Methods: Study participants were recruited at three independent sites, the Weill Cornell Medicine, the Mount Sinai Icahn School of Medicine and Stanford University. Plasma distribution of LAC and the internal control free-carnitine were determined in 45 healthy controls (HC) and 116 patients with MDD using UPLC-MS/MS and ESI-MS/MS; insulin resistance and sensitive was assessed by fasting plasma glucose (FPG) and insulin (FPI) levels, body mass index (BMI), weight and HOMA, Matsuda index and glucose and insulin responses to oral glucose challenges. Depression severity was assessed with the HDRS-21. Physical, sexual and emotional abuses as well as physical and emotional neglect were assessed with the Childhood Trauma Questionnaire. Two-tailed t-tests, chi-square, Pearson correlations and multiple regression were used as appropriate to specific analyses.

Results: LAC (and not free-carnitine) is significantly lower in patients with MDD compared to HC (p<0.0001, power 0.99, effect size=0.8), independently of psychotropic drug treatment, as we recently reported. Within the group of patients with MDD, the LAC deficiency was greater with stronger severity, earlier disease onset and history of treatment resistant depression, which was associated with childhood trauma. Our new data in subjects screened for insulin resistance and sensitivity, show that IR was worst with higher reported rates of childhood trauma in that patients who reported higher rates of specific types of childhood trauma had higher levels of FPI and HOMA (FPI: r=0.6, p=0.004; HOMA: r=0.52, p=0.004).

Conclusions: Our new translational findings suggest that a LAC deficiency and IR may define metabolic endophenotypes of MDD with a vulnerability memory that may be tracked back to ELA. Identifying the role of ELA on metabolic risk factors contributing to behavioral states in patients with MDD can lead to a mechanistic framework for development of a precision medicine approach for preemptive tailored interventions based upon endogenous drug-targets.
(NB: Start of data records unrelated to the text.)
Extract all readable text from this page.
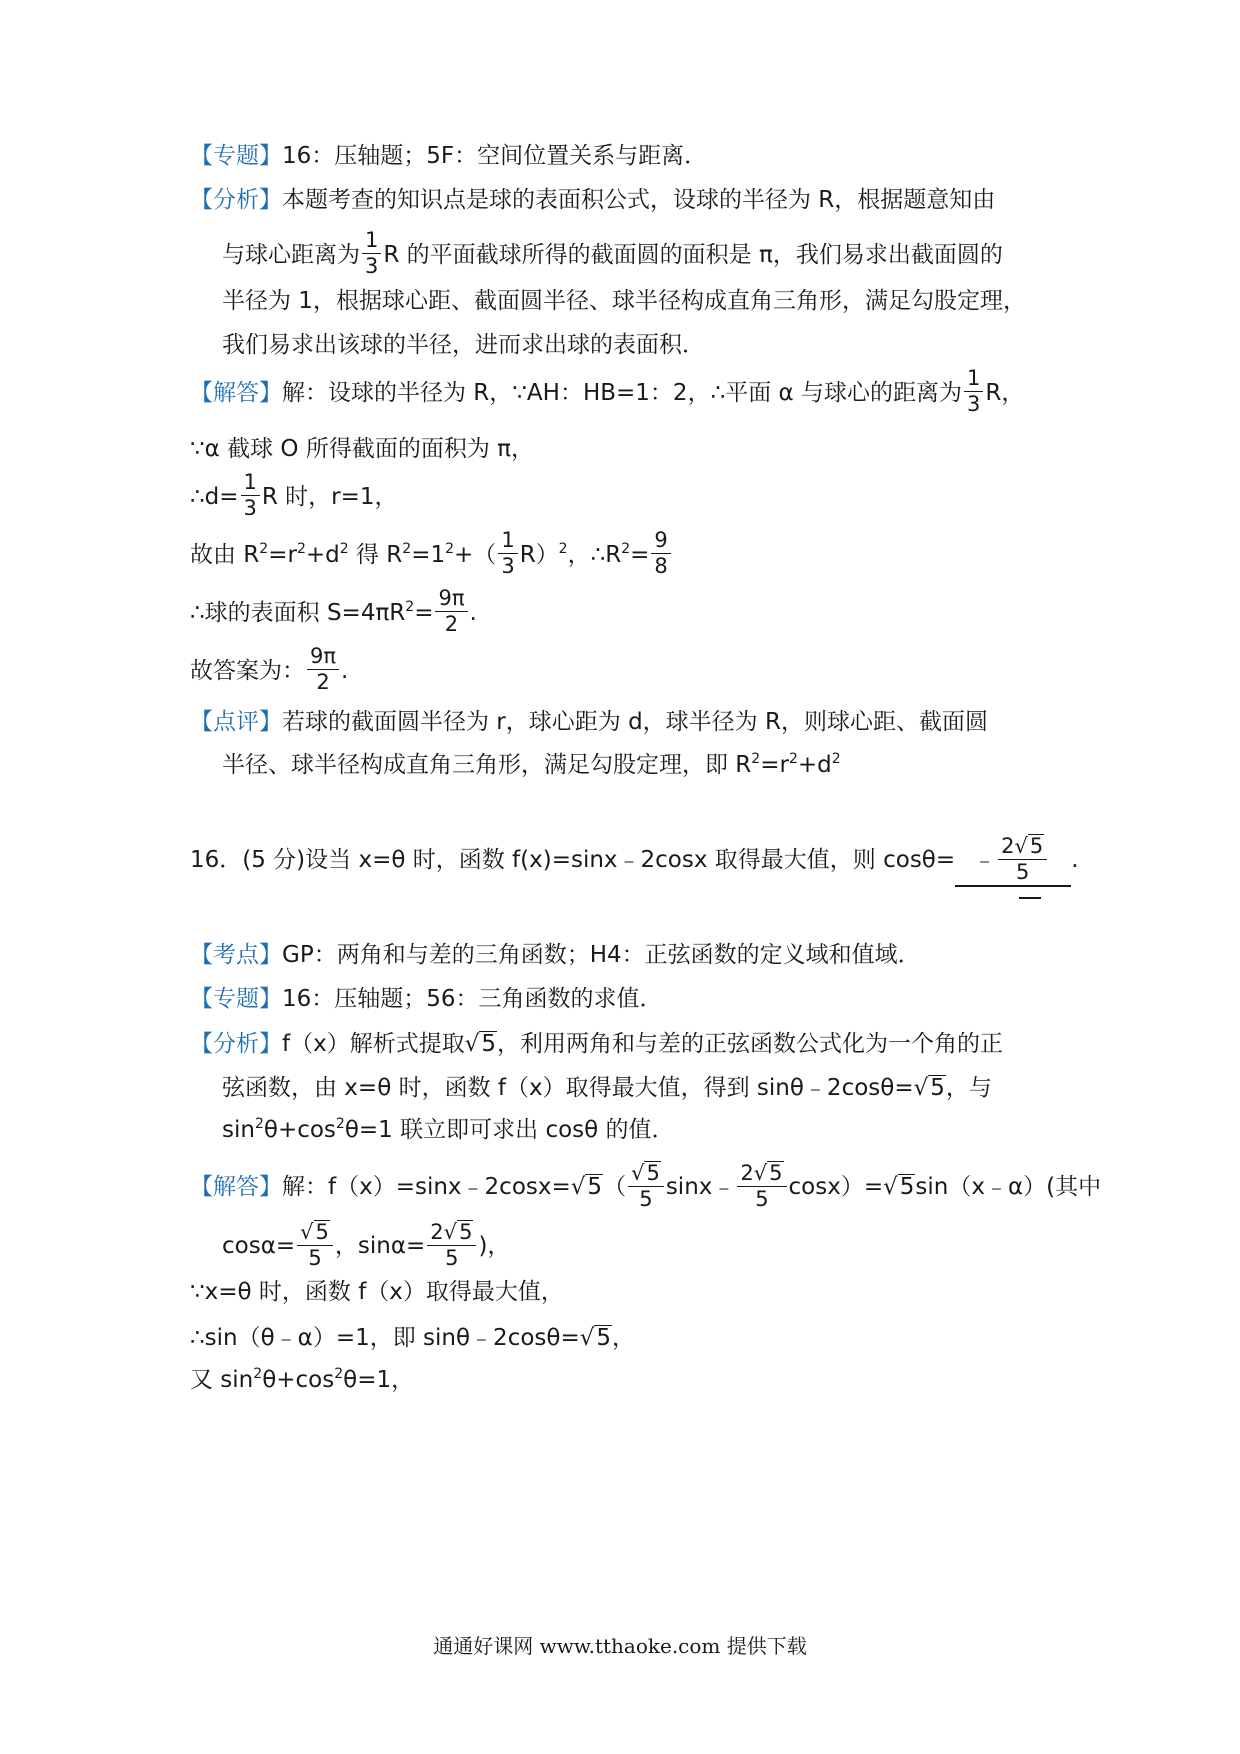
【专题】16：压轴题；5F：空间位置关系与距离．
【分析】本题考查的知识点是球的表面积公式，设球的半径为 R，根据题意知由
与球心距离为 $\frac{1}{3}$ R 的平面截球所得的截面圆的面积是 π，我们易求出截面圆的
半径为 1，根据球心距、截面圆半径、球半径构成直角三角形，满足勾股定理，
我们易求出该球的半径，进而求出球的表面积．
【解答】解：设球的半径为 R，∵AH：HB=1：2，∴平面 α 与球心的距离为 $\frac{1}{3}$ R，
∵α 截球 O 所得截面的面积为 π，
∴d= $\frac{1}{3}$ R 时，r=1，
故由 $R^2=r^2+d^2$ 得 $R^2=1^2+( \frac{1}{3} R)^2$，$\therefore R^2= \frac{9}{8}$
∴球的表面积 $S=4\pi R^2= \frac{9\pi}{2}$ .
故答案为： $\frac{9\pi}{2}$ .
【点评】若球的截面圆半径为 r，球心距为 d，球半径为 R，则球心距、截面圆
半径、球半径构成直角三角形，满足勾股定理，即 $R^2=r^2+d^2$
16．(5 分)设当 x=θ 时，函数 f(x)=sinx﹣2cosx 取得最大值，则 cosθ= ﹣ $\frac{2√5}{5}$ .
【考点】GP：两角和与差的三角函数；H4：正弦函数的定义域和值域．
【专题】16：压轴题；56：三角函数的求值．
【分析】f（x）解析式提取√5，利用两角和与差的正弦函数公式化为一个角的正
弦函数，由 x=θ 时，函数 f（x）取得最大值，得到 sinθ﹣2cosθ=√5，与
$\sin^2\theta+\cos^2\theta=1$ 联立即可求出 cosθ 的值．
【解答】解：f（x）=sinx﹣2cosx=√5（ $\frac{√5}{5}$ sinx﹣ $\frac{2√5}{5}$ cosx）=√5sin（x﹣α）(其中
$\cos\alpha= \frac{√5}{5}$ ，$\sin\alpha= \frac{2√5}{5}$ )，
∵x=θ 时，函数 f（x）取得最大值，
∴sin（θ﹣α）=1，即 sinθ﹣2cosθ=√5，
又 $\sin^2\theta+\cos^2\theta=1$，
通通好课网 www.tthaoke.com 提供下载
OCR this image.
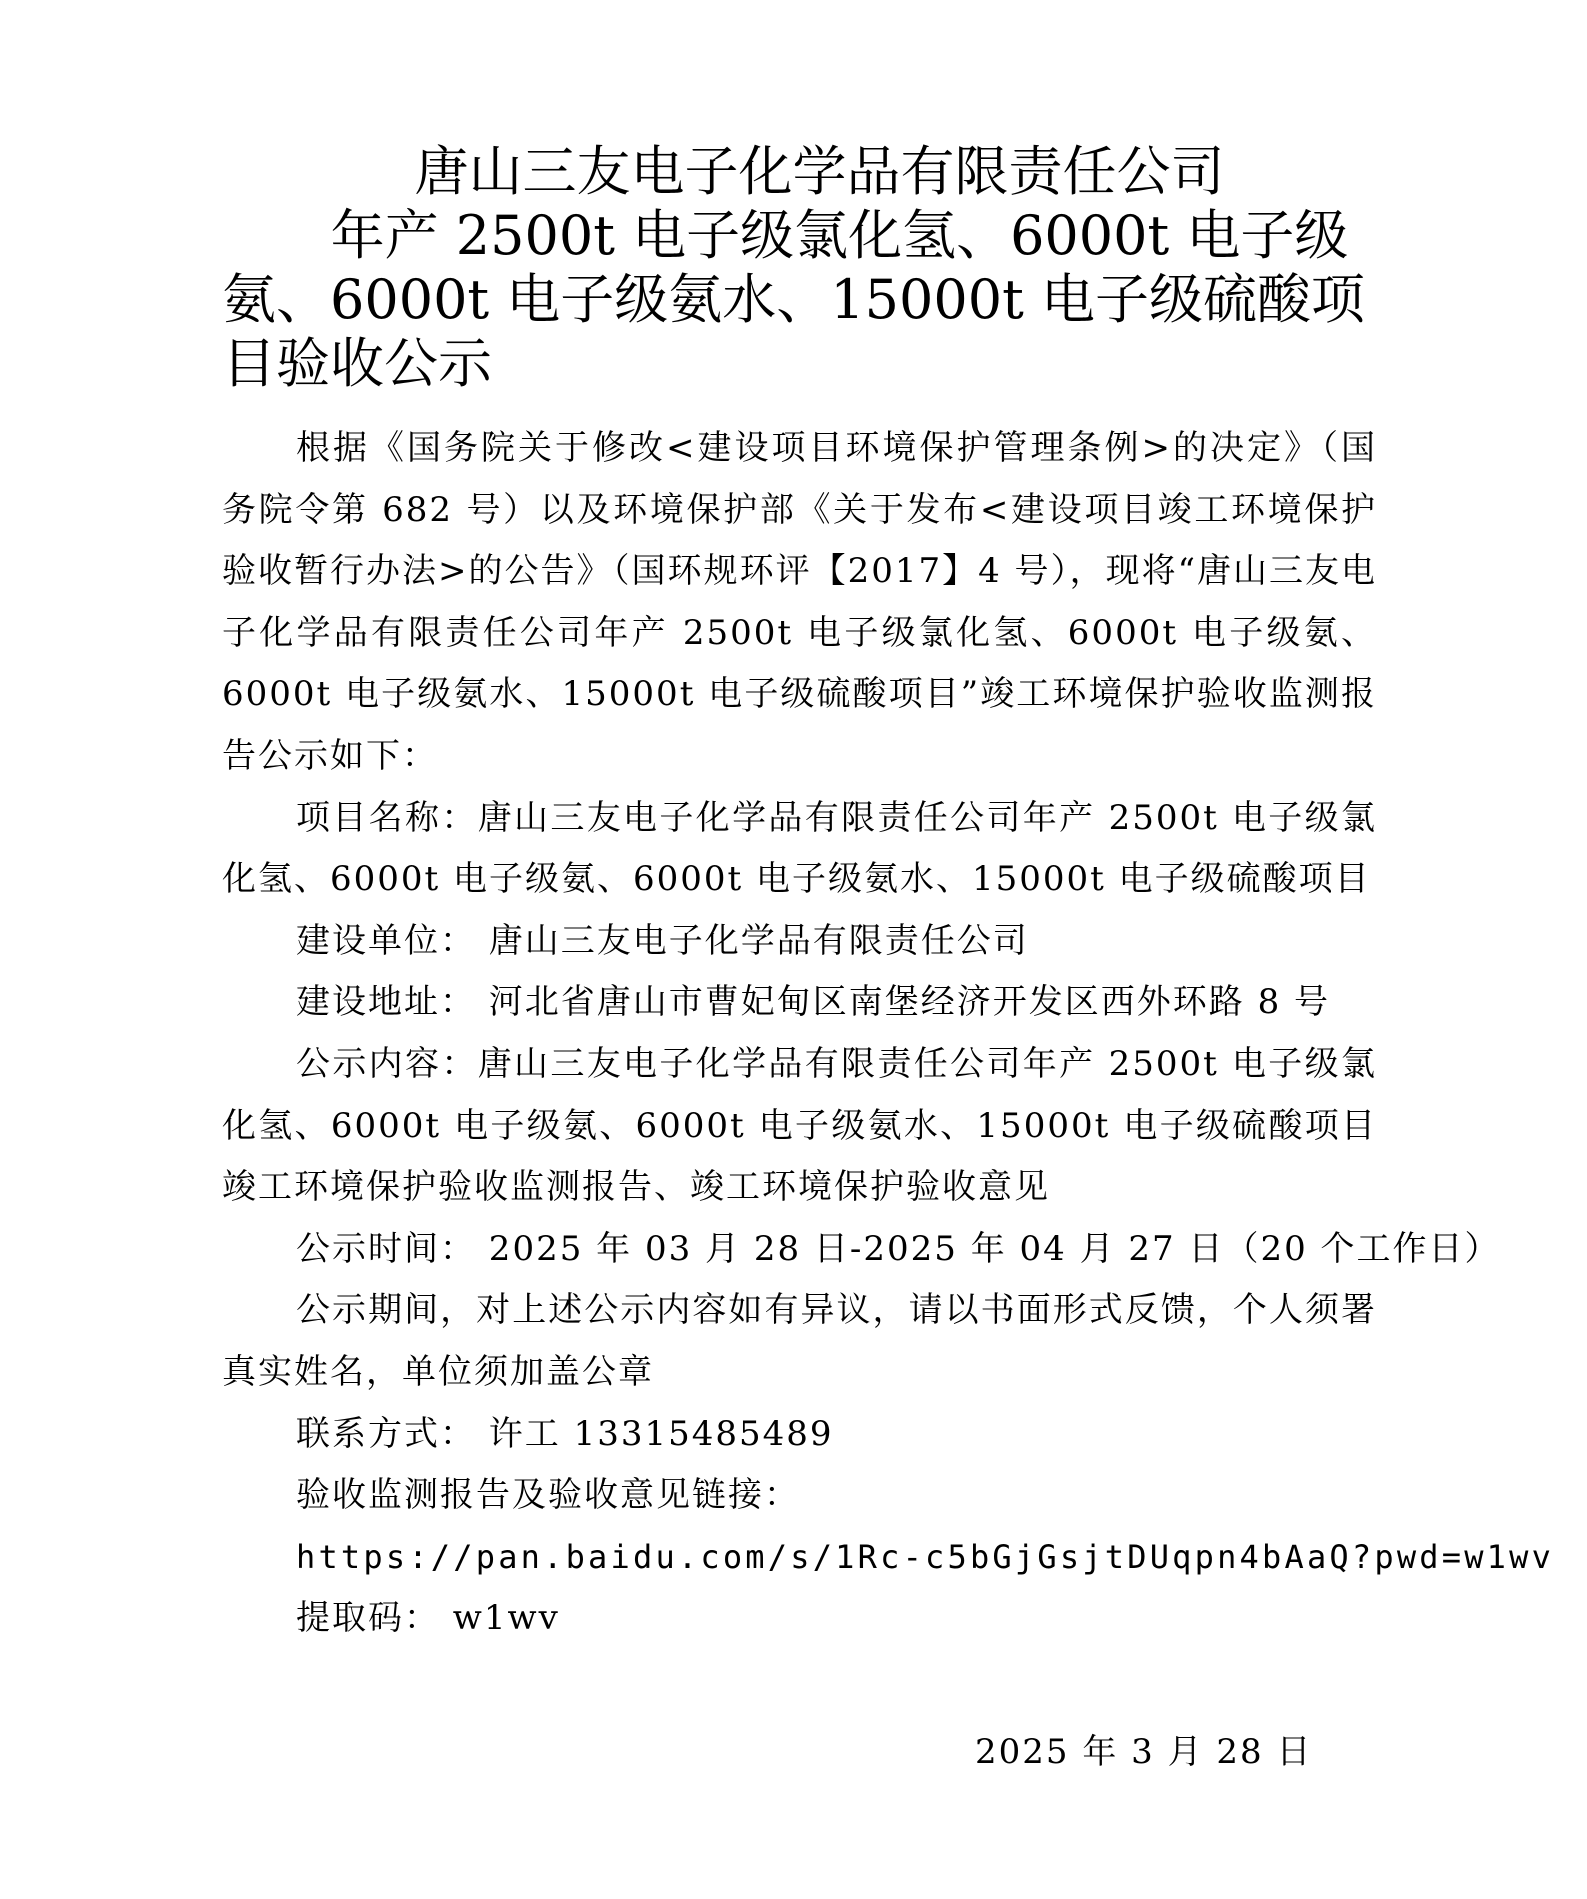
唐山三友电子化学品有限责任公司
年产 2500t 电子级氯化氢、6000t 电子级
氨、6000t 电子级氨水、15000t 电子级硫酸项目验收公示

根据《国务院关于修改<建设项目环境保护管理条例>的决定》（国务院令第 682 号）以及环境保护部《关于发布<建设项目竣工环境保护验收暂行办法>的公告》（国环规环评【2017】4 号），现将“唐山三友电子化学品有限责任公司年产 2500t 电子级氯化氢、6000t 电子级氨、6000t 电子级氨水、15000t 电子级硫酸项目”竣工环境保护验收监测报告公示如下：

项目名称：唐山三友电子化学品有限责任公司年产 2500t 电子级氯化氢、6000t 电子级氨、6000t 电子级氨水、15000t 电子级硫酸项目

建设单位： 唐山三友电子化学品有限责任公司

建设地址： 河北省唐山市曹妃甸区南堡经济开发区西外环路 8 号

公示内容：唐山三友电子化学品有限责任公司年产 2500t 电子级氯化氢、6000t 电子级氨、6000t 电子级氨水、15000t 电子级硫酸项目竣工环境保护验收监测报告、竣工环境保护验收意见

公示时间： 2025 年 03 月 28 日-2025 年 04 月 27 日（20 个工作日）

公示期间，对上述公示内容如有异议，请以书面形式反馈，个人须署真实姓名，单位须加盖公章

联系方式： 许工 13315485489

验收监测报告及验收意见链接：

https://pan.baidu.com/s/1Rc-c5bGjGsjtDUqpn4bAaQ?pwd=w1wv

提取码： w1wv

2025 年 3 月 28 日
Studies leveraging the use of brain-derived exosomes are ongoing to evaluate the contribution of central metabolic functions on the peripheral deficiency in LAC and IR in these metabolic endophenotypes of MDD.

Supported by the Robertson Therapeutic Development Foundation (RTDF), the Hope for Depression Research Foundation (HDRF) to CN and BMC and the Pritzker Neuropsychiatric Disorders Research Consortium, which is supported by the Pritzker Neuropsychiatric Disorders Research Fund L.L.C, and 1R21 MH093948-01A1 (SPO #50260) and ADA7-09-CT-50 (SPO #43365) to NR.